Smith Engineers Career Game

The success story of senior defensive back Antonio Smith continues to write itself. The former walk-on had a performance against Indiana that earned him co-Big Ten player of the week honors, and he continues to impress and prove people wrong with each showing.

If this were show business, they'd be saying of Antonio Smith's Saturday performance: "top that."

At any given point during the 2006 season, the senior, a former walk-on from Columbus Beechcroft, could have folded his tent, packed his bags or any other metaphorical phrase for being satisfied. After all, merely going from the proverbial outhouse to the penthouse is a storybook ending in itself.

But the 5-9 fifth-year senior and engineering major didn't just settle for being placed on scholarship this past spring.
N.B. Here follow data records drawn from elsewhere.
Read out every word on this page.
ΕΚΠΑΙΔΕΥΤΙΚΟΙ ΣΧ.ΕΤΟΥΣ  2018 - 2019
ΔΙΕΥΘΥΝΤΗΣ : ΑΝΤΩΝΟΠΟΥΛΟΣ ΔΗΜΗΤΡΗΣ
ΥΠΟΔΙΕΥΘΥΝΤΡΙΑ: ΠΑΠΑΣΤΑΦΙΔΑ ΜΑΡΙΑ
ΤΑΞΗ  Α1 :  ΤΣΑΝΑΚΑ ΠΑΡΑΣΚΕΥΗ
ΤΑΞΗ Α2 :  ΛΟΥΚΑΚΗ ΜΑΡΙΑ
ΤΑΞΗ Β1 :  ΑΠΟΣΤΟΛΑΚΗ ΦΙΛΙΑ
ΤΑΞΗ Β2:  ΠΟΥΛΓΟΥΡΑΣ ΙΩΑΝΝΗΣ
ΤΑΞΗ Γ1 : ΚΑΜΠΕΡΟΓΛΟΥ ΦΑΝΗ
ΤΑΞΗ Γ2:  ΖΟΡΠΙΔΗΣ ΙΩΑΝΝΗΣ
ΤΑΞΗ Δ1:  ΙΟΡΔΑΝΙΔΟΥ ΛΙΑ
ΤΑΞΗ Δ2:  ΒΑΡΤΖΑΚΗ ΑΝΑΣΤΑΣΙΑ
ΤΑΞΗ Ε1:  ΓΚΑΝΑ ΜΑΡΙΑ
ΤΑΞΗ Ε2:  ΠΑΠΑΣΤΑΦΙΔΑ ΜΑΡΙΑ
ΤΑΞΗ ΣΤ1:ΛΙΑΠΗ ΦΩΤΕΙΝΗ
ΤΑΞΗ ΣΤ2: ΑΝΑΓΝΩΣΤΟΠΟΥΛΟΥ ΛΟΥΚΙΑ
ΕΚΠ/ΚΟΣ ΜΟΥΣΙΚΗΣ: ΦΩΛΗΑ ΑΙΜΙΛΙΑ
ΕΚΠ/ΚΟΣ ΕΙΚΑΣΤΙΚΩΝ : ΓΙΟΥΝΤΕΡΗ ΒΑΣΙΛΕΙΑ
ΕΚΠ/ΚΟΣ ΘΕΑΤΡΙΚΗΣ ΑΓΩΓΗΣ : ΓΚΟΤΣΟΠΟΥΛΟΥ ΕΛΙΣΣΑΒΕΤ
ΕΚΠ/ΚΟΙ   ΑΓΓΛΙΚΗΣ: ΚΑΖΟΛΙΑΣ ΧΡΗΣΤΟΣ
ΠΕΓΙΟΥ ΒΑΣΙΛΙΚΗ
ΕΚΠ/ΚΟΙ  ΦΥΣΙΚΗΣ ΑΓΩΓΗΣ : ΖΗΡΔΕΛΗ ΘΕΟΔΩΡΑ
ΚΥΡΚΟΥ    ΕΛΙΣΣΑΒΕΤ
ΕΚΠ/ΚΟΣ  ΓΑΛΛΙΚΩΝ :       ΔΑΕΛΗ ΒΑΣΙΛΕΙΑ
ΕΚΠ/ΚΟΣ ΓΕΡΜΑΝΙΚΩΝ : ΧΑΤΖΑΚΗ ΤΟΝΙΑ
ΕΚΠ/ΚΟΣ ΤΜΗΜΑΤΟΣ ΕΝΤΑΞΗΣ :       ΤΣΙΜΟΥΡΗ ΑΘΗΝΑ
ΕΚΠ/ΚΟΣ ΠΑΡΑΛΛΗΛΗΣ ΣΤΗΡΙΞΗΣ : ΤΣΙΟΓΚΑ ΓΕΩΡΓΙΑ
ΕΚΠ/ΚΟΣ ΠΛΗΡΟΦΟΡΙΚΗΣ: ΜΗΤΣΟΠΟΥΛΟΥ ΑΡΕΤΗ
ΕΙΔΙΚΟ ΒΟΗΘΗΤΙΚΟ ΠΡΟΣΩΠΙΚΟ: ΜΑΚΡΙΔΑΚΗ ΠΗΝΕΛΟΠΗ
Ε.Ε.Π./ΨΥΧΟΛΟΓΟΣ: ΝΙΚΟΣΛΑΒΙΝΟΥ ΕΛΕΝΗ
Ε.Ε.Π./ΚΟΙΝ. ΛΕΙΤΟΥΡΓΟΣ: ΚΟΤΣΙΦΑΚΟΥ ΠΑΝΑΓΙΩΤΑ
He didn't find satisfaction in merely competing for a starting job this fall. And after the season began, he didn't want to only have a few select shining moments.

Stacked against great odds, Smith has transformed into a near household name as a cornerback for the Buckeyes. That fact came full-circle Saturday afternoon against Indiana as Smith performed a tough act to follow – one that earned him co-Big Ten defensive player of the week.

Namely 12 tackles including four for a loss, one sack and a forced fumble.

"Seemed like every time I looked up, he (Smith) was making a hit in the backfield," said Ohio State head coach Jim Tressel. "I don't know how many people quite like him you get to be around in your life, just the character and the sacrifice he makes."

Shades of former OSU star, No. 11 Antoine Winfield, Smith was playing lockdown defense in pass coverage but also making tackles and bone-crushing hits from sideline to sideline.

The odds stacked against him, his lengthy and arduous engineering course load, has caused Smith to have to balance his hectic schedule between academics and the gridiron.

"He comes dragging into the Woody Hayes about an hour late every day and makes up the film time because he was in lab or whatever it happened to be," continued Tressel, "and he knows things inside and out."

His knowledge is a direct result of ample film study – even if it's all by his lonesome. With arriving late to practice or film sessions because of his school schedule, Smith is often spending long hours at night all by himself to catch up on lost time.

And people are taking notice.

"He had a great game today," said his cornerback counterpart Malcolm Jenkins. "It's all because of how he studies for the game during the week. He works hard and knows the game and the opponent very well."

So it's this simple: how does he have time for football in addition to a major commitment to his engineering studies?

Smith is a scholar, but apparently he's also a theologian.

"It's football," he says, "how do I have time for engineering?"

However he finds the time, he's around long enough to make believers out of his teammates.

The former walk-on has become a locker room favorite. His dedication by way of work ethic on and off the field (and in the weight room), as well as heavy amounts of film study, has made believers out of his Buckeye cohorts.

"I just love watching Antonio play," said defensive tackle David Patterson. "Like Coach Tressel said, just the kind of guy he is, all the adversity he's faced, you just love to see that and I'm just ecstatic with his performance today."

All that adversity was an easy reason Smith could have left football altogether to prepare for his life in the engineering field. At very least, when he reached his dreams of contributing to Ohio State this season, he could have easily settled for giving his two cents.

But as they say in show business, "the show must go on."

Go on it has. Smith may have reached his pinnacle on Sep. 23 against Penn State with a 55-yard interception return for a touchdown. He could have gone on to be just another cog in a pretty successful Ohio State defense to date.

But with Saturday's big game against the Hoosiers, Smith is now second on the team in tackles with 43. He has six-and-a-half for loss as he's also credited for a sack and pass breakup.

A modest Smith doesn't bask much in the afterglow of the media limelight harping on his newfound success.

He sticks to his team-first mentality and talks about team-oriented achievements. So a simple overstatement best describes his situation.

"I've come a long way," Smith said. "Five years of hard work is finally paying off. It's been fun."

Although most people are seeing the fruits of that harvest for the very first time, you won't necessarily find many of his teammates that are surprised by Smith's emergence. The ones that have been seeing him make plays for the last few years.

"I think Antonio has always been a great player," said senior co-captain Quinn Pitcock. "I think he was just given the opportunity to be in situations to make big plays and I've thought he could do it and he was able to do it today."

Through it all, Smith smiles and praises the lofty accomplishments of his defense – allowing 165 total yards and only three points against Indiana.

Perhaps more star-struck by the whole experience even still, he remains humbled by his own stardom. A reporter asks of the excitement of being starting corner and making a splash.

He gives a genuine nod and grins.

"It's very exciting to be a part of this defense – this unit," Smith replies.